Starting with skin delivery efficacy, we’ll accelerate siRNA therapy development for localized areas like skin and eyes, later expanding to high-impact fields like cancer and autoimmune diseases.

What are our team’s achievements?

In 2023, Sungkyunkwan University’s Startup-Centric University selected our siRNA delivery project, leading to our incorporation. In 2024, we earned recognition for our technology in Gyeonggi Center for Creative Economy’s Open Innovation Program and the Ministry of SMEs and Startups’ Technology Development Program, advancing our R&D.

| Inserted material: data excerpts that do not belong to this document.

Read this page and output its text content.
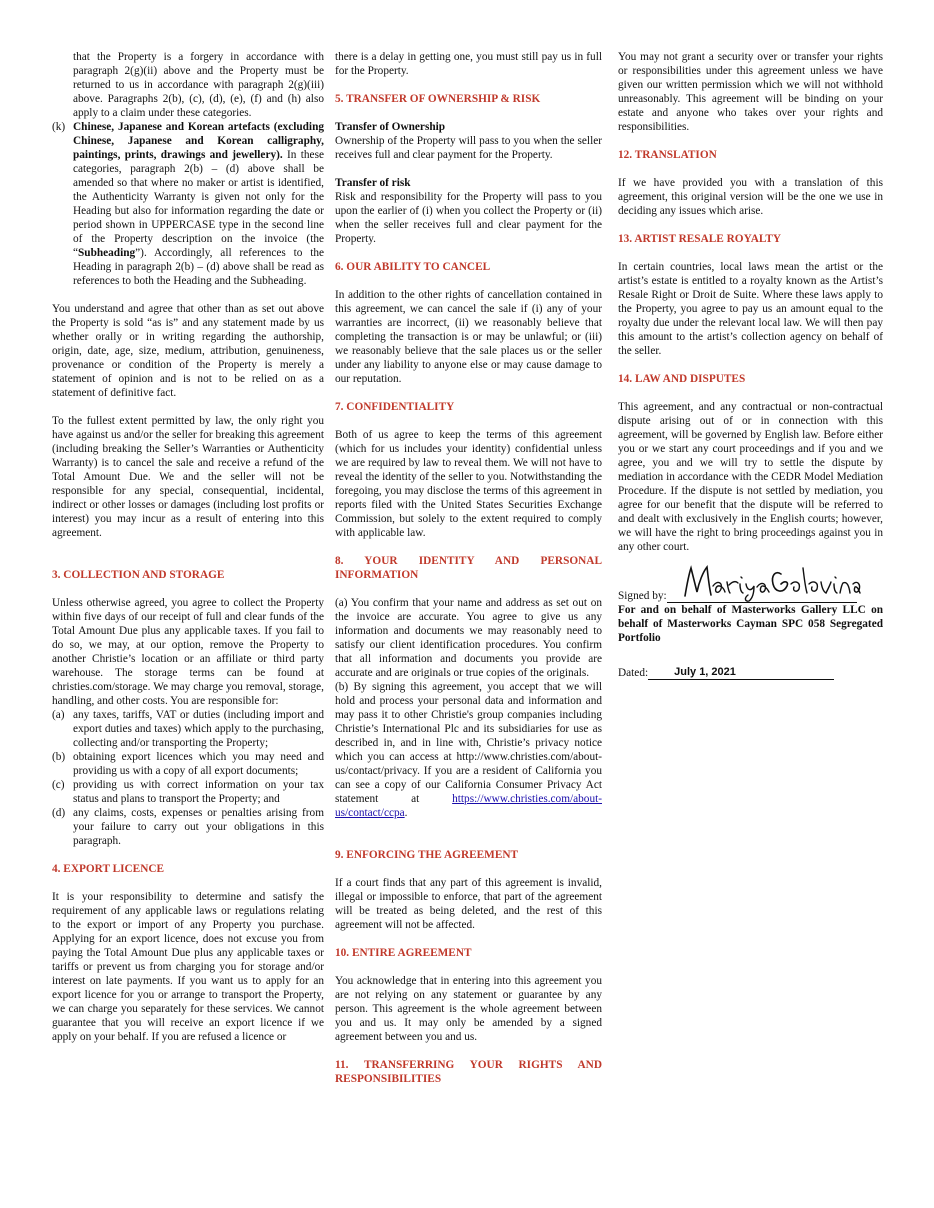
that the Property is a forgery in accordance with paragraph 2(g)(ii) above and the Property must be returned to us in accordance with paragraph 2(g)(iii) above. Paragraphs 2(b), (c), (d), (e), (f) and (h) also apply to a claim under these categories.

(k) Chinese, Japanese and Korean artefacts (excluding Chinese, Japanese and Korean calligraphy, paintings, prints, drawings and jewellery). In these categories, paragraph 2(b) – (d) above shall be amended so that where no maker or artist is identified, the Authenticity Warranty is given not only for the Heading but also for information regarding the date or period shown in UPPERCASE type in the second line of the Property description on the invoice (the “Subheading”). Accordingly, all references to the Heading in paragraph 2(b) – (d) above shall be read as references to both the Heading and the Subheading.

You understand and agree that other than as set out above the Property is sold “as is” and any statement made by us whether orally or in writing regarding the authorship, origin, date, age, size, medium, attribution, genuineness, provenance or condition of the Property is merely a statement of opinion and is not to be relied on as a statement of definitive fact.

To the fullest extent permitted by law, the only right you have against us and/or the seller for breaking this agreement (including breaking the Seller’s Warranties or Authenticity Warranty) is to cancel the sale and receive a refund of the Total Amount Due. We and the seller will not be responsible for any special, consequential, incidental, indirect or other losses or damages (including lost profits or interest) you may incur as a result of entering into this agreement.

3. COLLECTION AND STORAGE

Unless otherwise agreed, you agree to collect the Property within five days of our receipt of full and clear funds of the Total Amount Due plus any applicable taxes. If you fail to do so, we may, at our option, remove the Property to another Christie’s location or an affiliate or third party warehouse. The storage terms can be found at christies.com/storage. We may charge you removal, storage, handling, and other costs. You are responsible for:

(a) any taxes, tariffs, VAT or duties (including import and export duties and taxes) which apply to the purchasing, collecting and/or transporting the Property;

(b) obtaining export licences which you may need and providing us with a copy of all export documents;

(c) providing us with correct information on your tax status and plans to transport the Property; and

(d) any claims, costs, expenses or penalties arising from your failure to carry out your obligations in this paragraph.

4. EXPORT LICENCE

It is your responsibility to determine and satisfy the requirement of any applicable laws or regulations relating to the export or import of any Property you purchase. Applying for an export licence, does not excuse you from paying the Total Amount Due plus any applicable taxes or tariffs or prevent us from charging you for storage and/or interest on late payments. If you want us to apply for an export licence for you or arrange to transport the Property, we can charge you separately for these services. We cannot guarantee that you will receive an export licence if we apply on your behalf. If you are refused a licence or

there is a delay in getting one, you must still pay us in full for the Property.

5. TRANSFER OF OWNERSHIP & RISK

Transfer of Ownership

Ownership of the Property will pass to you when the seller receives full and clear payment for the Property.

Transfer of risk

Risk and responsibility for the Property will pass to you upon the earlier of (i) when you collect the Property or (ii) when the seller receives full and clear payment for the Property.

6. OUR ABILITY TO CANCEL

In addition to the other rights of cancellation contained in this agreement, we can cancel the sale if (i) any of your warranties are incorrect, (ii) we reasonably believe that completing the transaction is or may be unlawful; or (iii) we reasonably believe that the sale places us or the seller under any liability to anyone else or may cause damage to our reputation.

7. CONFIDENTIALITY

Both of us agree to keep the terms of this agreement (which for us includes your identity) confidential unless we are required by law to reveal them. We will not have to reveal the identity of the seller to you. Notwithstanding the foregoing, you may disclose the terms of this agreement in reports filed with the United States Securities Exchange Commission, but solely to the extent required to comply with applicable law.

8. YOUR IDENTITY AND PERSONAL INFORMATION

(a) You confirm that your name and address as set out on the invoice are accurate. You agree to give us any information and documents we may reasonably need to satisfy our client identification procedures. You confirm that all information and documents you provide are accurate and are originals or true copies of the originals.

(b) By signing this agreement, you accept that we will hold and process your personal data and information and may pass it to other Christie's group companies including Christie’s International Plc and its subsidiaries for use as described in, and in line with, Christie’s privacy notice which you can access at http://www.christies.com/about-us/contact/privacy. If you are a resident of California you can see a copy of our California Consumer Privacy Act statement at https://www.christies.com/about-us/contact/ccpa.

9. ENFORCING THE AGREEMENT

If a court finds that any part of this agreement is invalid, illegal or impossible to enforce, that part of the agreement will be treated as being deleted, and the rest of this agreement will not be affected.

10. ENTIRE AGREEMENT

You acknowledge that in entering into this agreement you are not relying on any statement or guarantee by any person. This agreement is the whole agreement between you and us. It may only be amended by a signed agreement between you and us.

11. TRANSFERRING YOUR RIGHTS AND RESPONSIBILITIES

You may not grant a security over or transfer your rights or responsibilities under this agreement unless we have given our written permission which we will not withhold unreasonably. This agreement will be binding on your estate and anyone who takes over your rights and responsibilities.

12. TRANSLATION

If we have provided you with a translation of this agreement, this original version will be the one we use in deciding any issues which arise.

13. ARTIST RESALE ROYALTY

In certain countries, local laws mean the artist or the artist’s estate is entitled to a royalty known as the Artist’s Resale Right or Droit de Suite. Where these laws apply to the Property, you agree to pay us an amount equal to the royalty due under the relevant local law. We will then pay this amount to the artist’s collection agency on behalf of the seller.

14. LAW AND DISPUTES

This agreement, and any contractual or non-contractual dispute arising out of or in connection with this agreement, will be governed by English law. Before either you or we start any court proceedings and if you and we agree, you and we will try to settle the dispute by mediation in accordance with the CEDR Model Mediation Procedure. If the dispute is not settled by mediation, you agree for our benefit that the dispute will be referred to and dealt with exclusively in the English courts; however, we will have the right to bring proceedings against you in any other court.

Signed by:

For and on behalf of Masterworks Gallery LLC on behalf of Masterworks Cayman SPC 058 Segregated Portfolio

Dated:	July 1, 2021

As of 2025, our skin delivery technology has attracted significant interest from Korea’s largest cosmetic manufacturers and global brands, with sales efforts underway for pharmaceutical dermocosmetic brands. We’ve developed raw materials with eight active ingredients, expecting significant revenue from the second half of this year.

What is the Peptirna team’s competitiveness?

Our extensive experience in developing peptides and derivatives allows us to design peptides in novel ways, securing a platform to deliver siRNA into cells without toxicity or side effects for promising biotech drugs.

Our ability to attach ligands for targeted delivery to specific cells or tissues sets us apart from existing delivery systems.

Finally, peptides are relatively safe and widely used in cosmetics. Our platform’s dual use for siRNA delivery and cosmetic ingredient delivery enables rapid revenue generation, a key advantage for an early-stage biotech startup.

Why should we receive investment? Three reasons:

First, as a delivery platform for siRNA—a Nobel Prize-validated, highly effective molecule—we have a lower failure risk and higher success potential than drug development firms.

Second, our platform addresses the biggest unmet need in siRNA therapy: delivery to non-liver tissues, expanding beyond the liver-focused market.

Third, our magnetic-like binding of peptides and siRNA allows multiple siRNAs to be delivered simultaneously without chemical modification, drastically reducing development time and costs.